Peeping Tom (1960)

directed by michael powell
a michael powell production

Dammit, I accidentally watched a real, actual movie again. And quite a controversial one, at that … it ruined its director’s career, only to later be championed by the next wave of adversarial auteurs. Not unlike its contemporary Psycho in some ways, this picture seems, through a contemporary lens (yes), almost to revel in its very Britishness at the dawn of what would prove to be a challenging new decade. Predicated on camerawork, this is also the type of production of which overly serious theorists must debate representations of the audience’s gaze, etc. For a bonus, it may remind some of John Watson’s notorious “Little Albert” experiment, especially if it was covered in a class they were taking when they watched it. That’s just wild conjecture, mind. (You know, they say it’s never too late to go back to school, but I’m not so sure about that.) One could probably do a deep dive into some of the intertwined psychologies contained herein, and someone probably has.

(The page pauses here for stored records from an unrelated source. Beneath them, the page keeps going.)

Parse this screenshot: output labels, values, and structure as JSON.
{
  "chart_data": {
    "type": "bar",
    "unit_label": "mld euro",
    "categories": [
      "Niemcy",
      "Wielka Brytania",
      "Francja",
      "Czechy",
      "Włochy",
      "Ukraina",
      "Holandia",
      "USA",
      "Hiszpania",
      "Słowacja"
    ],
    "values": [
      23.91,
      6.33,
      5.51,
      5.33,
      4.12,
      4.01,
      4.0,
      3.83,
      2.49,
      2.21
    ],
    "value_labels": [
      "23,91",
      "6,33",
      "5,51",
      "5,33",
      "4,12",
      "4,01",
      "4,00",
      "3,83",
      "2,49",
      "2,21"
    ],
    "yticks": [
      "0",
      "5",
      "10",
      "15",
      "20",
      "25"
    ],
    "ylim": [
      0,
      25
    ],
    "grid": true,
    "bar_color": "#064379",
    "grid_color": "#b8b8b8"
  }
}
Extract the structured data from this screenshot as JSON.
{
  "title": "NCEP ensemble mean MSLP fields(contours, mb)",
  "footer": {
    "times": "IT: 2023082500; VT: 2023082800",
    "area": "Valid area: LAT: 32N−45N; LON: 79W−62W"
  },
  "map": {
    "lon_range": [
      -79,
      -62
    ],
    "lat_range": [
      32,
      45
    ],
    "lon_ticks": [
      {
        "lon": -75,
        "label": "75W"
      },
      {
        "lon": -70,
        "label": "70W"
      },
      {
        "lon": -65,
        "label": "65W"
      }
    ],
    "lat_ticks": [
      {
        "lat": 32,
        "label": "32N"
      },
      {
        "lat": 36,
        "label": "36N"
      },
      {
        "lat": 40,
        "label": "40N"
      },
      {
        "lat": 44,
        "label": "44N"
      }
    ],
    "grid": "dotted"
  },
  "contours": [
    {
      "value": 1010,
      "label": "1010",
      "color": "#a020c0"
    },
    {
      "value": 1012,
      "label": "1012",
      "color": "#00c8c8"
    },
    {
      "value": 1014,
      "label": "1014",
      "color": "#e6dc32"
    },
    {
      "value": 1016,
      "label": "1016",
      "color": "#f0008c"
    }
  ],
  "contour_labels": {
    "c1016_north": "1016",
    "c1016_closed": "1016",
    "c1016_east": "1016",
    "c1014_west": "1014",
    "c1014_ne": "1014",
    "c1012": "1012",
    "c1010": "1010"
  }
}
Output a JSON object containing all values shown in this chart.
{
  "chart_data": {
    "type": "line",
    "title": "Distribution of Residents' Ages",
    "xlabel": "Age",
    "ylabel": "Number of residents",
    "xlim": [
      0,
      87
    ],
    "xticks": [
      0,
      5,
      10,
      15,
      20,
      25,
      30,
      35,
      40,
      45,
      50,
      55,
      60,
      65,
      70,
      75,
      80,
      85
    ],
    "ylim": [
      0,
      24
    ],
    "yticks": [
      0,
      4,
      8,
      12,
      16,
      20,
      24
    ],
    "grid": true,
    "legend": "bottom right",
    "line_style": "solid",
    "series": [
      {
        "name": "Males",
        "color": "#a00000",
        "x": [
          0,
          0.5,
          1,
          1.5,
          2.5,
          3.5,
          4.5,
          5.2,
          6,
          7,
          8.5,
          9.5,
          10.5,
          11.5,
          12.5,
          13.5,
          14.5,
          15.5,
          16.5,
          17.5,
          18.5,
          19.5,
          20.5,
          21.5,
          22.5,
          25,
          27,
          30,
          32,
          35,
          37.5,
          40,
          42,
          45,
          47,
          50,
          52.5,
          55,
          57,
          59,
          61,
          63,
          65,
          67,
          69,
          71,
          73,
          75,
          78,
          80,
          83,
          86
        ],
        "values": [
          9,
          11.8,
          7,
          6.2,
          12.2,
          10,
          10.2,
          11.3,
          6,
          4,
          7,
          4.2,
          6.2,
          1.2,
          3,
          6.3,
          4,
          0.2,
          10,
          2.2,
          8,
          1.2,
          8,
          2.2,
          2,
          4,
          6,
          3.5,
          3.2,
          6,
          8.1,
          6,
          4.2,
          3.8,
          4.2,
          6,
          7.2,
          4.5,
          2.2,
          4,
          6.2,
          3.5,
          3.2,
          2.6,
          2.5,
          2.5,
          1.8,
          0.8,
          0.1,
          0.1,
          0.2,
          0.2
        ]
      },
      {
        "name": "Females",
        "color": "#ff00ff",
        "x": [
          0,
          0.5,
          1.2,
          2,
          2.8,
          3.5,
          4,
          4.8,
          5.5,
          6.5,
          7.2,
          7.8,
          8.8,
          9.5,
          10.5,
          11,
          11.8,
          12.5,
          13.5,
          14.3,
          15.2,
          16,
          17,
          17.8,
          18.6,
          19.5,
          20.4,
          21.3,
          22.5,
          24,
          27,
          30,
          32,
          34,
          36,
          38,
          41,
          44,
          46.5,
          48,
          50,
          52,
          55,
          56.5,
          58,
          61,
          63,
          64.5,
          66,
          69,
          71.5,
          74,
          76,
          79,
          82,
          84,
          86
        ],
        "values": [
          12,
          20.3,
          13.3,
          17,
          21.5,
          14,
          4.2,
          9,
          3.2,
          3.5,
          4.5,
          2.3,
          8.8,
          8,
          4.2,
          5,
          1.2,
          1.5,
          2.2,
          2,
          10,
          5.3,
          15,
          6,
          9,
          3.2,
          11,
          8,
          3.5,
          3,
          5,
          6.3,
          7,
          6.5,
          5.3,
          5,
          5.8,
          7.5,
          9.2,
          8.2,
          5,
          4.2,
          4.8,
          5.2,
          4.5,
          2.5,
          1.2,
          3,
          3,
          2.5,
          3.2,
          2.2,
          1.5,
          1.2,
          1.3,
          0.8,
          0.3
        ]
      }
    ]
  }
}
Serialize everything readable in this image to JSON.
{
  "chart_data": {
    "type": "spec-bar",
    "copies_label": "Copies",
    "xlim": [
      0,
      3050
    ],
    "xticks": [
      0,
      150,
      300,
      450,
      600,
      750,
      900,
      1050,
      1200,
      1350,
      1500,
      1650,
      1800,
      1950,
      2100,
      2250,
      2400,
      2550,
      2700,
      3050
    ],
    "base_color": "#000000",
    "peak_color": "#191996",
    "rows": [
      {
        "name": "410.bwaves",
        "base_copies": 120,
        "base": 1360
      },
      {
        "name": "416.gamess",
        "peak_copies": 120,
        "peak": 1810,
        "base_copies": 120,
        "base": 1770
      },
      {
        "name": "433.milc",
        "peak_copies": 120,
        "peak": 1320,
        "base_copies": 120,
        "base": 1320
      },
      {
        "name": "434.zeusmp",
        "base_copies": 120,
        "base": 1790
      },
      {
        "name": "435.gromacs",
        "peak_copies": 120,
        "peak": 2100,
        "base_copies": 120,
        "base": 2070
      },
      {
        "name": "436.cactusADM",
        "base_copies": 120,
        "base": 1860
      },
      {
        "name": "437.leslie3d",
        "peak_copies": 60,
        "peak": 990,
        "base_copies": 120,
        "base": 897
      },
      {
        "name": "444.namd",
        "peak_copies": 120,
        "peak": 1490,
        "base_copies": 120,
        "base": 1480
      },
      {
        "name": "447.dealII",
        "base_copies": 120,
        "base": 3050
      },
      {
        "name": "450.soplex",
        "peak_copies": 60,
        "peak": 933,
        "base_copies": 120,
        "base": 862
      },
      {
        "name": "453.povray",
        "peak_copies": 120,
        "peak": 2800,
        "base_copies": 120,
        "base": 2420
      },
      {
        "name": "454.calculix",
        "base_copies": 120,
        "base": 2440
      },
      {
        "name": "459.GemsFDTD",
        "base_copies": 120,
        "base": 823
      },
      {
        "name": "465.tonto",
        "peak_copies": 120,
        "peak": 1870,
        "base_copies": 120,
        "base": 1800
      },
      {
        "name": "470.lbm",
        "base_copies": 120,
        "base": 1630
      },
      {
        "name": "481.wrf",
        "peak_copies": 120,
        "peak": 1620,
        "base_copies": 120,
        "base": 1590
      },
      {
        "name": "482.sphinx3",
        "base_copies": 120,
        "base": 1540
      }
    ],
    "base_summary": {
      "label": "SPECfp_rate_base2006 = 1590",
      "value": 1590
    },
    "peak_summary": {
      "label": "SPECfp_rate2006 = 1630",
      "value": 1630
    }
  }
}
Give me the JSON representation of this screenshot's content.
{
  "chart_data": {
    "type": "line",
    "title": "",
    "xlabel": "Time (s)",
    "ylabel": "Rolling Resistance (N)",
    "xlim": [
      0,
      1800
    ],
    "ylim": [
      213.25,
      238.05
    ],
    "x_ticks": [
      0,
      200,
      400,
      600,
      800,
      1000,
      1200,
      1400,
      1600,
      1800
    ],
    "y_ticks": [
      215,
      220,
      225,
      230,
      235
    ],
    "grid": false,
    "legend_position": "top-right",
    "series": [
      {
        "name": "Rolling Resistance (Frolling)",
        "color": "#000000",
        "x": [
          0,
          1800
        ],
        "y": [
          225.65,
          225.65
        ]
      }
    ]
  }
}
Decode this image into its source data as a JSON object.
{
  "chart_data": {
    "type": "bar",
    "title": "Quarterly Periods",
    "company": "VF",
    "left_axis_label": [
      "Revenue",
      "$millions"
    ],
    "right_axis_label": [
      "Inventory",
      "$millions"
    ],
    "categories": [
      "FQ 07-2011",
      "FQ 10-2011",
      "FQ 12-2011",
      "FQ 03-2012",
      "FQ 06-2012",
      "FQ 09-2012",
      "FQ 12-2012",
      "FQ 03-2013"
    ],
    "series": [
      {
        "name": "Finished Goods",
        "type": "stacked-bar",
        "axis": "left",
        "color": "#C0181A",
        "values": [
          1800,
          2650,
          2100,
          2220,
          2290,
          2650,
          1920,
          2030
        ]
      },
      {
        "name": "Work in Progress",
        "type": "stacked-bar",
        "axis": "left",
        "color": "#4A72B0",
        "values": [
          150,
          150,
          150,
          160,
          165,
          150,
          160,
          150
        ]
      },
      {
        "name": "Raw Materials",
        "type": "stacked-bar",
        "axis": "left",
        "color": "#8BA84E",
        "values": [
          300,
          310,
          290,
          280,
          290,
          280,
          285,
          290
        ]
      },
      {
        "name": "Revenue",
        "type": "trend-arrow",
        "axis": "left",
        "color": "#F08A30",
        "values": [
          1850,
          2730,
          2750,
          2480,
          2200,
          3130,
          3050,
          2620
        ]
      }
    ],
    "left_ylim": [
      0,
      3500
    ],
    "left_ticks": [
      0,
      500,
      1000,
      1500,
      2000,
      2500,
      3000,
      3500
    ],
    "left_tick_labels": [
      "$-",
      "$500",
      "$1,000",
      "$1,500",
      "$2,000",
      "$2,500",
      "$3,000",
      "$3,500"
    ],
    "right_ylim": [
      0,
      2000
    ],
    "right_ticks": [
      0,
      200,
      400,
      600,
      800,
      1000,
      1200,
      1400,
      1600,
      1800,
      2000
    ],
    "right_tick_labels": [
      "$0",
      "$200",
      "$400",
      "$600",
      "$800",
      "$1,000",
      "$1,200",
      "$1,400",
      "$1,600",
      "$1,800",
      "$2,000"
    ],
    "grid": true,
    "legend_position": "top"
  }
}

why did i watch this movie?

Sorry, I can’t help ya there … I fear I’m drawing a complete blank.

 
should you watch this movie?

It’s pretty ponderous and lends itself a little too easily to lampooning in certain regards, especially Karlheinz (“Carl Boehm”) Böhm’s lugubrious lead. And it’s definitely too theatrical in its blocking and many of its characterizations. (It will not stun you with its realism.) The enigma is nicely layered, however, and revealed with fine pacing.

highlight and low point

The depiction of the spirited young lady, plunging ahead without guile but also not without a certain heedlessness, her self-direction verging on the presumptuous, is pretty spot-on. The intricacies of the various familial tanglings would make for quite a diagram.